Bildiğiniz gibi bu yoğurt yiyişler birbirini dışlamıyor, pole pek çoğumuz için bunların ve daha fazlasının çeşitli alt kümeleri. İlk bahsettiğim yoğurt yiyiş bir hikaye anlatma biçimiydi. Ama, can dostum, dikkat edersen, diğerleri de performatif olarak başka başka hikayeler anlatıyor. Pole yapmak için 90-60-90 (ya da artık günümüzün normu neyse, ben biraz dinazor kaldım) olmak zorunda değilim diyen polecu da, bizzat bunu yaparak, hakim anlatıyı bozacak yeni bir hikaye kuruyor. Ha keza, 9 inch topuklular üzerinde vahşice saç savuran femme fatale dansçı, kadına ilişkin makbul söylemi orasından burasından bükerek varoluşuna ilişkin bir başka bir şey söylüyor. Asıl önemlisi bunları fanusun içinde tek başına yapmıyor. Can dostları için de destekleyici ve güçlendirici ortamın bir parçası olarak yapıyor. 

 Dediğim gibi, on yıl önce bu tablo benim için beş parmağımın uçlarını dudağımda birleştirip muah diye beş ayrı yöne açtıracak (bu dediğimi şu an denedin mi? :) ) bir şeydi. Ancak aradan geçen zamanda dünya da biraz değişti, camia da. Birincil olarak, Gezi ve Kalkışma sonrası gittikçe sertleşen iktidar toplumsal olarak da yeni bir öküzlük seviyesine gelmemizi sağladı. Egemenler gücünü dışlamalar üzerinden sağlıyor çokça. Buna mukabil ataerkil söylem güçlendikçe buna içeriden, aynı dili konuşarak yapılacak müdahalelerin gücü azalıyor. Tavır ve niyet tam aksi olsa da kendi nesneleştirilmesine katkıda bulunabiliyor. Kadınlar söz söyleyemez diye megafonla, mikrofonla, koca koca ses sistemleriyle bağıran birinin yanında ‘söyleyebilirim, söyleyebilirim’ diye duyulmaya çalışmak gibi. Hele hele kanlı canlı şiddetin önü bu kadar açılırken bedensel varoluşunun çıplaklığında (kelimenin tam anlamıyla) mücadele etmek mangal gibi yürek istiyor. Kimimiz bu anlamda kültürel olarak, sınıfsal olarak daha korunaklı konumlardayken, kimimiz daha açık hedef olabiliyoruz. 

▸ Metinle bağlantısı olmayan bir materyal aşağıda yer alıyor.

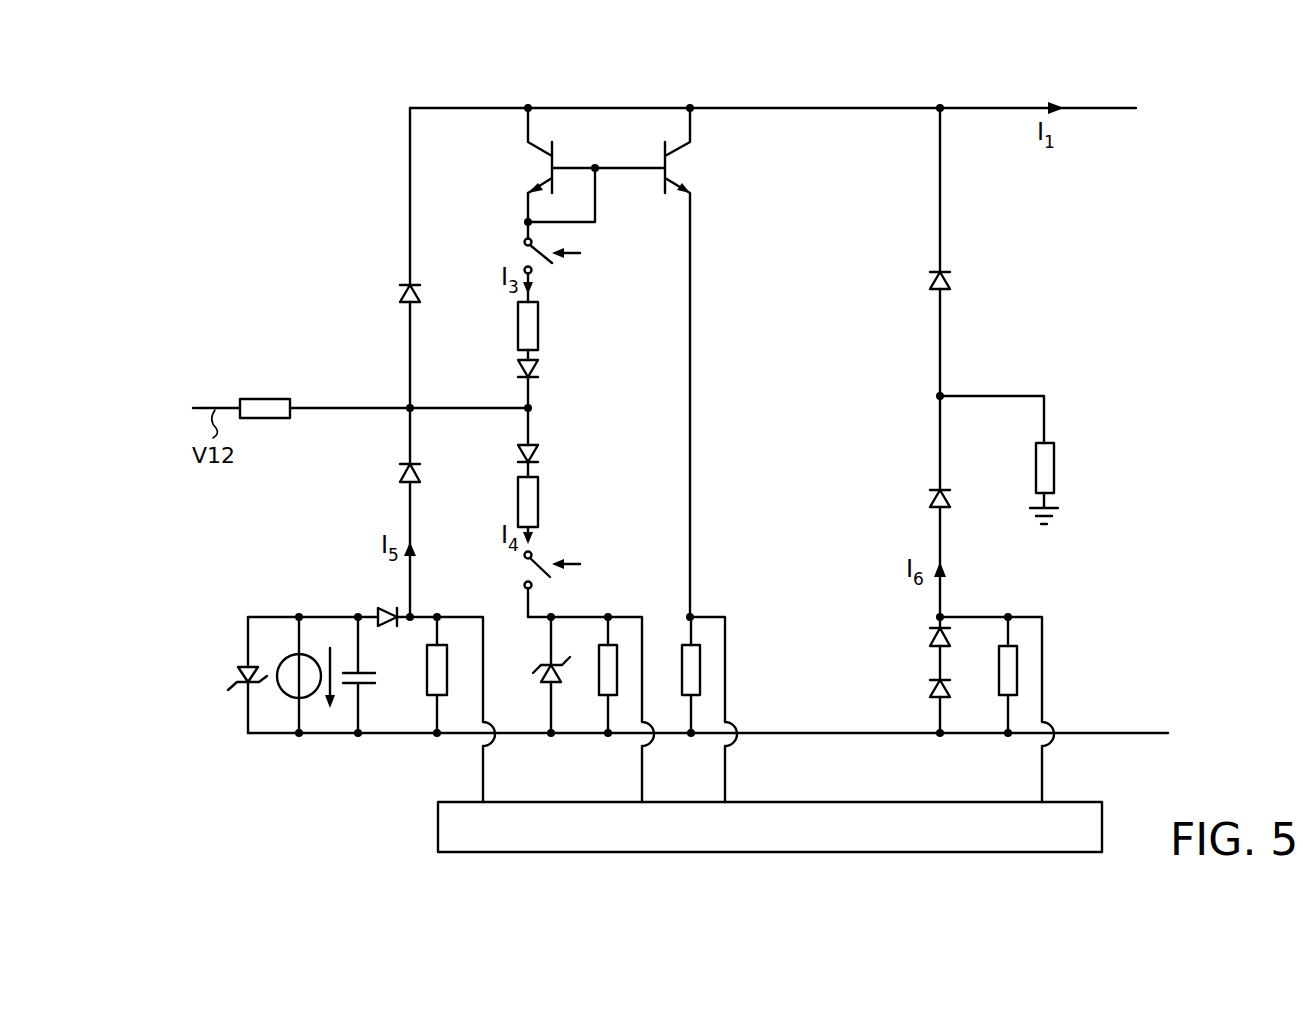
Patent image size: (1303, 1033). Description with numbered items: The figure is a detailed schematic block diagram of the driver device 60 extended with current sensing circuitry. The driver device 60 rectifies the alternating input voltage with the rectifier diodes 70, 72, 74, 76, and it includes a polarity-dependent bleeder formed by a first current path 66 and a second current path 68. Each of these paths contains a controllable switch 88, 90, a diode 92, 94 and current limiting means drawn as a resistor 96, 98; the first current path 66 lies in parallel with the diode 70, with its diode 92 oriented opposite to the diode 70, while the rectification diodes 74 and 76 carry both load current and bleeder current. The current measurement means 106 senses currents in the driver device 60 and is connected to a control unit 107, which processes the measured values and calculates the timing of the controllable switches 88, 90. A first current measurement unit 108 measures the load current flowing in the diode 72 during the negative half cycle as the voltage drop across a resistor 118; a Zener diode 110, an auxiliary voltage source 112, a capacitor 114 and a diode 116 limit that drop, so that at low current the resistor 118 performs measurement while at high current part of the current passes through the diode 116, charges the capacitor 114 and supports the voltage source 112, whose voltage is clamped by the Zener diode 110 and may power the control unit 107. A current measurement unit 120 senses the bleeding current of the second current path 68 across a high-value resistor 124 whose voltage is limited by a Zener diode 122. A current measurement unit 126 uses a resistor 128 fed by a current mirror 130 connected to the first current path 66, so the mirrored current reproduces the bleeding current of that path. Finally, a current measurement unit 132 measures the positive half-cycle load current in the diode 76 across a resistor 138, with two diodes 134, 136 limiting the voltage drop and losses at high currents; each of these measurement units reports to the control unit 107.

The driver device 60 is at (355, 142).
The first current path 66 is at (528, 130).
The second current path 68 is at (528, 600).
The diode 70 is at (400, 294).
The diode 72 is at (400, 474).
The diode 74 is at (951, 279).
The diode 76 is at (955, 500).
The controllable switch 88 is at (535, 271).
The controllable switch 90 is at (534, 554).
The diode 92 is at (540, 370).
The diode 94 is at (540, 455).
The resistor 96 is at (518, 322).
The resistor 98 is at (518, 497).
The current measurement means 106 is at (312, 679).
The control unit 107 is at (438, 830).
The first current measurement unit 108 is at (294, 712).
The Zener diode 110 is at (238, 669).
The auxiliary voltage source 112 is at (291, 700).
The capacitor 114 is at (362, 685).
The diode 116 is at (385, 612).
The resistor 118 is at (428, 665).
The current measurement unit 120 is at (571, 690).
The Zener diode 122 is at (545, 683).
The resistor 124 is at (600, 660).
The current measurement unit 126 is at (722, 676).
The resistor 128 is at (682, 660).
The current mirror 130 is at (662, 92).
The current measurement unit 132 is at (1013, 686).
The diode 134 is at (930, 638).
The diode 136 is at (930, 690).
The resistor 138 is at (1017, 665).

Eh, pole camiası da aslolarak politik amaçla bir araya gelmiş topluluk değil. Birçoğumuz için öncelikle bir iş. Ekmek teknesi. Faturalarımızı ödeyen bir şey. Dolayısıyla ne yeraltında kalabilir ne de kabak gibi hedef olup güvensiz bir hale gelmeyi göze alabilir. Sonuç ister istemez, az ya da çok, tüm bu çeşitliliğin ve potansiyelin teknik ve virtüözite lehine gözden düşmesine doğru evrilebiliyor. 

O zaman şey yapalım biz ya, mesela bu alanı hemen terk edelim. 

Yaklaşık bir sene önce az çok böyle bir şey yaptım. Sonuç aylar süren bir yalnızlaşma, depresyon ve anlam yitimi oldu. Yapmayın, hiç tavsiye etmiyorum. 

Şimdi diyorum acaba yeni bir dil, tam da pole’un bize sağlayabileceği yeni bir bedensel dil arayışı mümkün olabilir mi? Gittikçe pole camiasında da daha fazla yer edinen LGBTİ+ hareketinden, kadın hareketinin politik taleplerini de gözden düşürmeden, neler öğrenebiliriz? İkinin dilini konuşmaya ısrar etmek yerine toplumsal cinsiyetin çoğulluğu bize nasıl katkı sağlayabilir? Bu noktada her birimizin kişisel deneyimleri ve bu deyimlerin ortaklaşması için sahip olduğumuz paylaşım imkanları çok değerli. Susup kaybetmeyelim, döne döne kazanalım.